Aside from Norway, other European countries are contemplating a similar move. Both Sweden and Denmark estimate the switchover to happen by 2022, while the United Kingdom is considering a progressive switch-off between 2017 and 2022.
Though the UK has studied DAB more extensively than any other nation, it seems like a switchover happening in 2017 is mere wishful thinking. Based on Rajar listening figures compiled last February, more than half of the British population still prefers to listen to analogue radio rather than digital radio. This is in spite of the fact that new cars being fitted with digital radio has grown substantially in recent years.
Still, efforts are being undertaken to make digital radio more accessible to the masses. For instance, digital platforms like Audioboom Group PLC (AIM: BOOM) that cater spoken word audio continue to grow in popularity. According to Audioboom's March update, the platform has gained more than 200,000 users for that month alone, thus hitting 3.6 million registered users. Audioboom has also integrated its content streaming platform to Apple CarPlay and Android Auto for easy access even while on the road.
In addition, Ofcom, Britain's broadcast regulator, has announced trials of a new technology that could provide affordable access to DAB for small radio stations in the UK. Known as "small scale DAB," the experimental software derived from OpenDigitalRadio.org is best suited for broadcasting to small geographic areas, hence making it ideal for community and local radio stations.
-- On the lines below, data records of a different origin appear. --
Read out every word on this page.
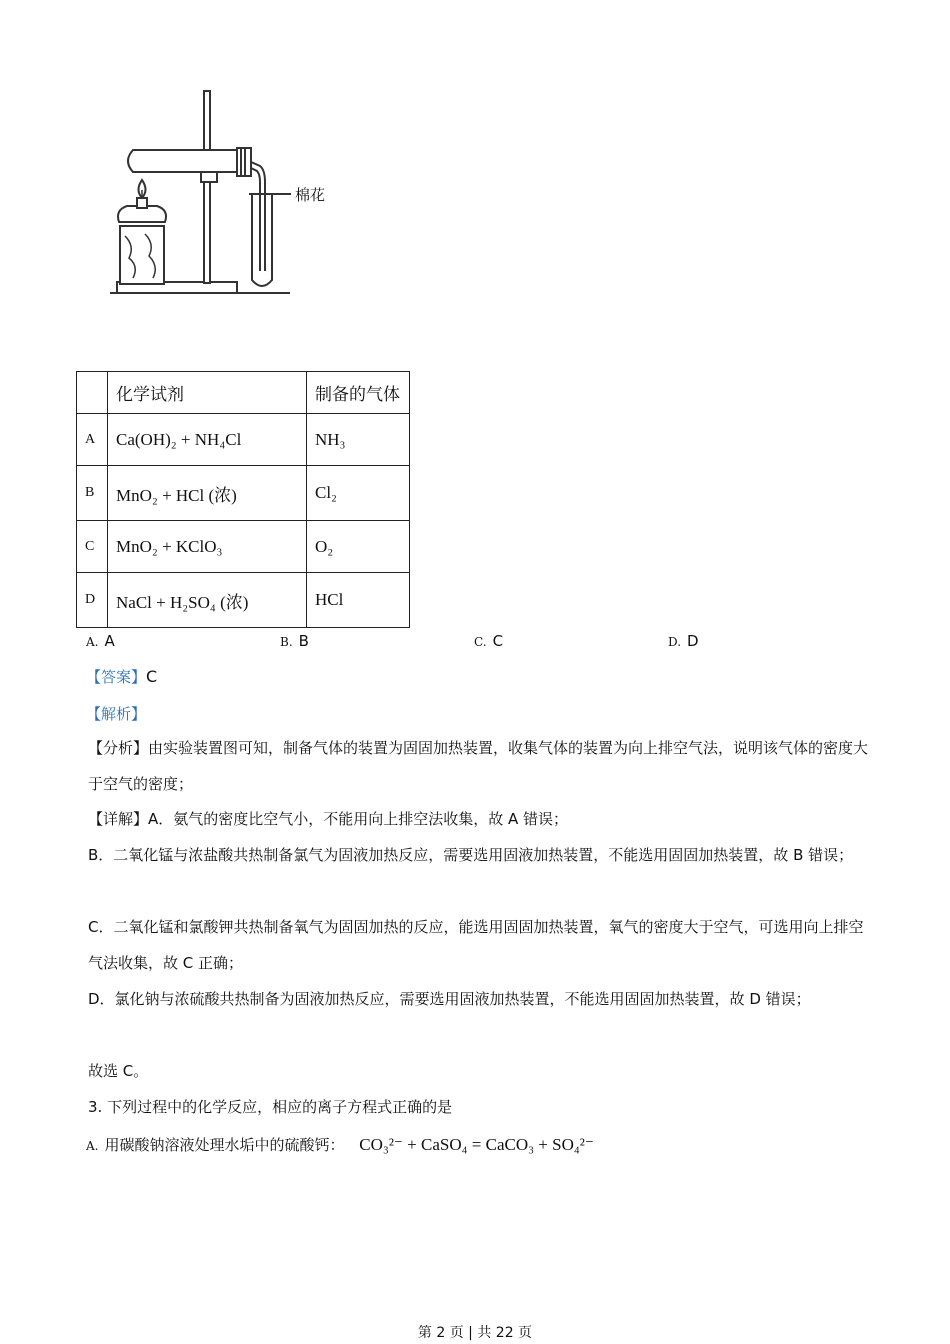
棉花
	化学试剂	制备的气体
A	Ca(OH)₂ + NH₄Cl	NH₃
B	MnO₂ + HCl (浓)	Cl₂
C	MnO₂ + KClO₃	O₂
D	NaCl + H₂SO₄ (浓)	HCl
A. A	B. B	C. C	D. D
【答案】C
【解析】
【分析】由实验装置图可知，制备气体的装置为固固加热装置，收集气体的装置为向上排空气法，说明该气体的密度大于空气的密度；
【详解】A．氨气的密度比空气小，不能用向上排空法收集，故 A 错误；
B．二氧化锰与浓盐酸共热制备氯气为固液加热反应，需要选用固液加热装置，不能选用固固加热装置，故 B 错误；
C．二氧化锰和氯酸钾共热制备氧气为固固加热的反应，能选用固固加热装置，氧气的密度大于空气，可选用向上排空气法收集，故 C 正确；
D．氯化钠与浓硫酸共热制备为固液加热反应，需要选用固液加热装置，不能选用固固加热装置，故 D 错误；
故选 C。
3. 下列过程中的化学反应，相应的离子方程式正确的是
A. 用碳酸钠溶液处理水垢中的硫酸钙： CO₃²⁻ + CaSO₄ = CaCO₃ + SO₄²⁻
第 2 页 | 共 22 页
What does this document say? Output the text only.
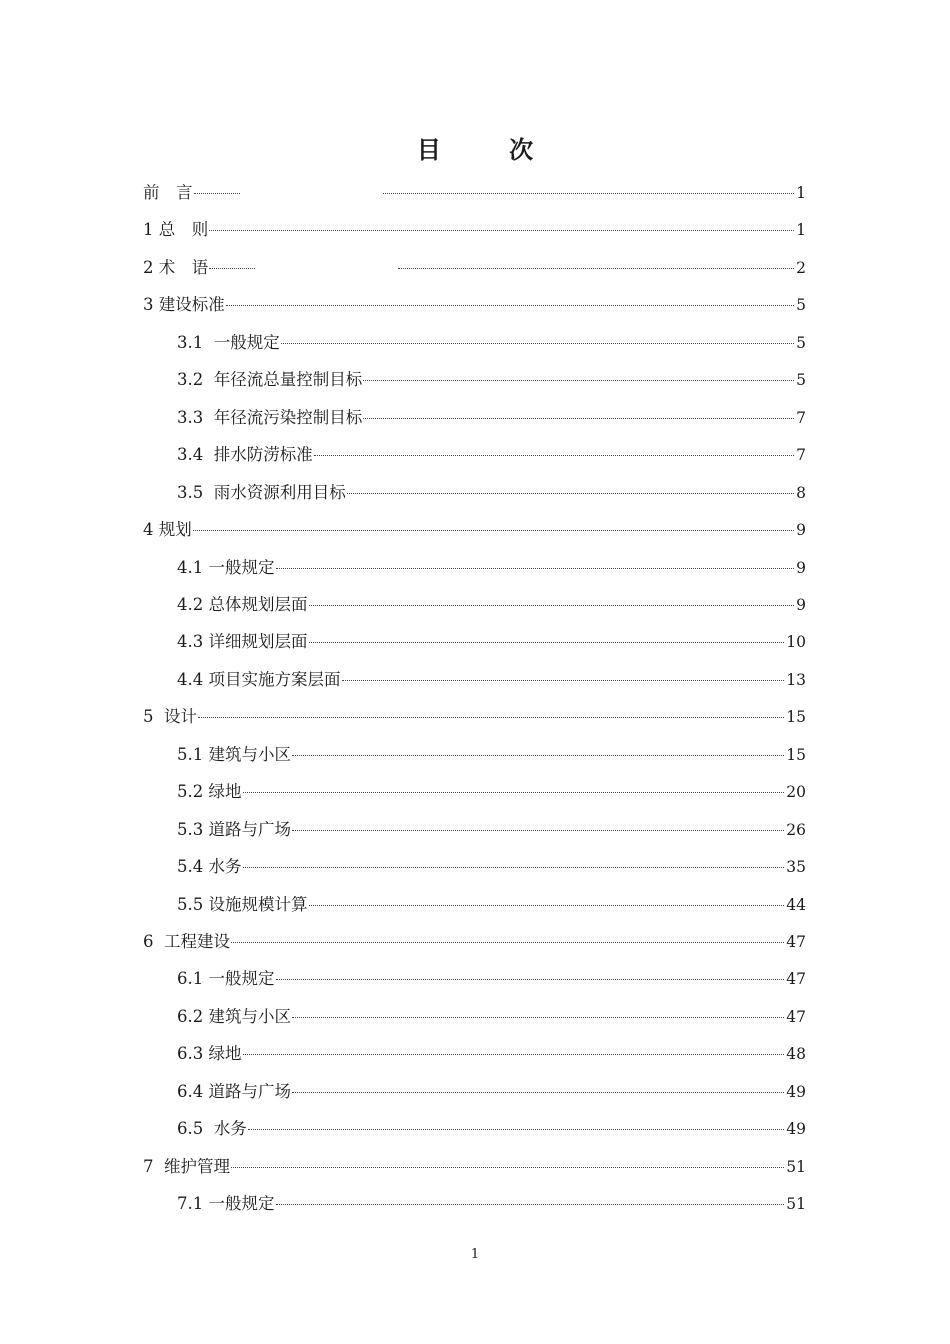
目 次
前　言	1
1 总　则	1
2 术　语	2
3 建设标准	5
3.1  一般规定	5
3.2  年径流总量控制目标	5
3.3  年径流污染控制目标	7
3.4  排水防涝标准	7
3.5  雨水资源利用目标	8
4 规划	9
4.1 一般规定	9
4.2 总体规划层面	9
4.3 详细规划层面	10
4.4 项目实施方案层面	13
5  设计	15
5.1 建筑与小区	15
5.2 绿地	20
5.3 道路与广场	26
5.4 水务	35
5.5 设施规模计算	44
6  工程建设	47
6.1 一般规定	47
6.2 建筑与小区	47
6.3 绿地	48
6.4 道路与广场	49
6.5  水务	49
7  维护管理	51
7.1 一般规定	51
1
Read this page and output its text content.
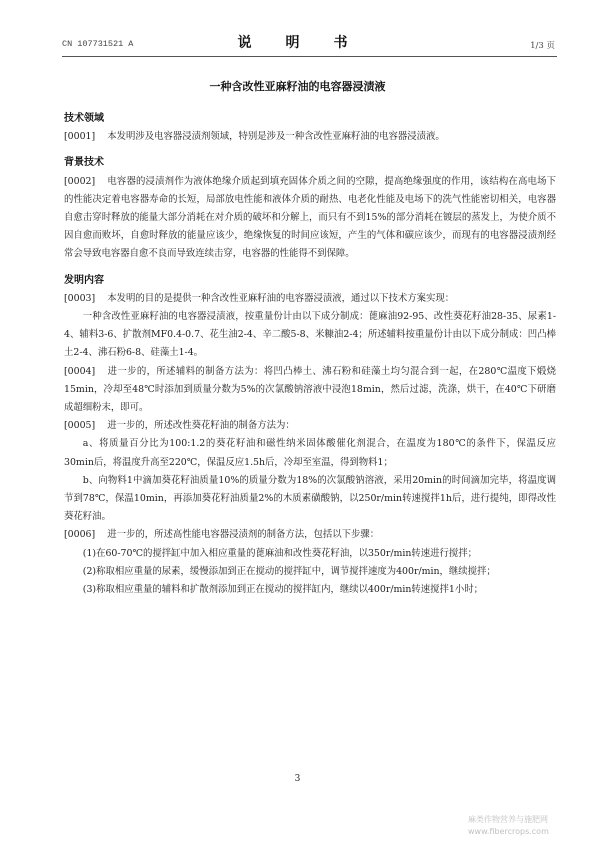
CN 107731521 A	说　明　书	1/3 页
一种含改性亚麻籽油的电容器浸渍液
技术领域

[0001] 本发明涉及电容器浸渍剂领域，特别是涉及一种含改性亚麻籽油的电容器浸渍液。

背景技术

[0002] 电容器的浸渍剂作为液体绝缘介质起到填充固体介质之间的空隙，提高绝缘强度的作用，该结构在高电场下的性能决定着电容器寿命的长短，局部放电性能和液体介质的耐热、电老化性能及电场下的洗气性能密切相关，电容器自愈击穿时释放的能量大部分消耗在对介质的破坏和分解上，而只有不到15%的部分消耗在镀层的蒸发上，为使介质不因自愈而败坏，自愈时释放的能量应该少，绝缘恢复的时间应该短，产生的气体和碳应该少，而现有的电容器浸渍剂经常会导致电容器自愈不良而导致连续击穿，电容器的性能得不到保障。

发明内容

[0003] 本发明的目的是提供一种含改性亚麻籽油的电容器浸渍液，通过以下技术方案实现：

一种含改性亚麻籽油的电容器浸渍液，按重量份计由以下成分制成：蓖麻油92-95、改性葵花籽油28-35、尿素1-4、辅料3-6、扩散剂MF0.4-0.7、花生油2-4、辛二酸5-8、米糠油2-4；所述辅料按重量份计由以下成分制成：凹凸棒土2-4、沸石粉6-8、硅藻土1-4。

[0004] 进一步的，所述辅料的制备方法为：将凹凸棒土、沸石粉和硅藻土均匀混合到一起，在280℃温度下煅烧15min，冷却至48℃时添加到质量分数为5%的次氯酸钠溶液中浸泡18min，然后过滤，洗涤，烘干，在40℃下研磨成超细粉末，即可。

[0005] 进一步的，所述改性葵花籽油的制备方法为：

a、将质量百分比为100:1.2的葵花籽油和磁性纳米固体酸催化剂混合，在温度为180℃的条件下，保温反应30min后，将温度升高至220℃，保温反应1.5h后，冷却至室温，得到物料1；

b、向物料1中滴加葵花籽油质量10%的质量分数为18%的次氯酸钠溶液，采用20min的时间滴加完毕，将温度调节到78℃，保温10min，再添加葵花籽油质量2%的木质素磺酸钠，以250r/min转速搅拌1h后，进行提纯，即得改性葵花籽油。

[0006] 进一步的，所述高性能电容器浸渍剂的制备方法，包括以下步骤：

(1)在60-70℃的搅拌缸中加入相应重量的蓖麻油和改性葵花籽油，以350r/min转速进行搅拌；

(2)称取相应重量的尿素，缓慢添加到正在搅动的搅拌缸中，调节搅拌速度为400r/min，继续搅拌；

(3)称取相应重量的辅料和扩散剂添加到正在搅动的搅拌缸内，继续以400r/min转速搅拌1小时；

3
麻类作物营养与施肥网
www.fibercrops.com
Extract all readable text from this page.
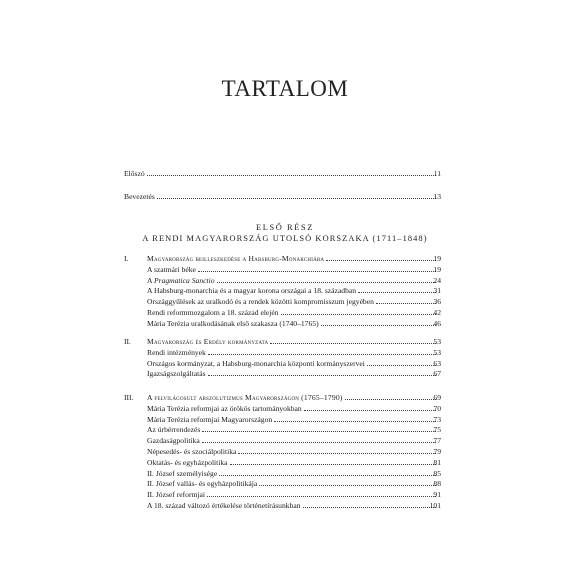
TARTALOM
Előszó	11
Bevezetés	13
ELSŐ RÉSZ
A RENDI MAGYARORSZÁG UTOLSÓ KORSZAKA (1711–1848)
I. Magyarország beilleszkedése a Habsburg-Monarchiába	19
A szatmári béke	19
A Pragmatica Sanctio	24
A Habsburg-monarchia és a magyar korona országai a 18. században	31
Országgyűlések az uralkodó és a rendek közötti kompromisszum jegyében	36
Rendi reformmozgalom a 18. század elején	42
Mária Terézia uralkodásának első szakasza (1740–1765)	46
II. Magyarország és Erdély kormányzata	53
Rendi intézmények	53
Országos kormányzat, a Habsburg-monarchia központi kormányszervei	63
Igazságszolgáltatás	67
III. A felvilágosult abszolutizmus Magyarországon (1765–1790)	69
Mária Terézia reformjai az örökös tartományokban	70
Mária Terézia reformjai Magyarországon	73
Az úrbérrendezés	75
Gazdaságpolitika	77
Népesedés- és szociálpolitika	79
Oktatás- és egyházpolitika	81
II. József személyisége	85
II. József vallás- és egyházpolitikája	88
II. József reformjai	91
A 18. század változó értékelése történetírásunkban	101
Some of the participants include Bradford Asian Radio, Riviera FM and University Radio York.
According to Ofcom, ten trials are planned, and each trial will run for nine months. "Each trial will allow new digital radio services to broadcast to a local area and will help explore how groups of radio stations can work together," Ofcom said in a written project announcement. "The trials will also inform Ofcom's work on identifying suitable frequencies for broadcasting smaller digital stations and help understand how these services could be licensed."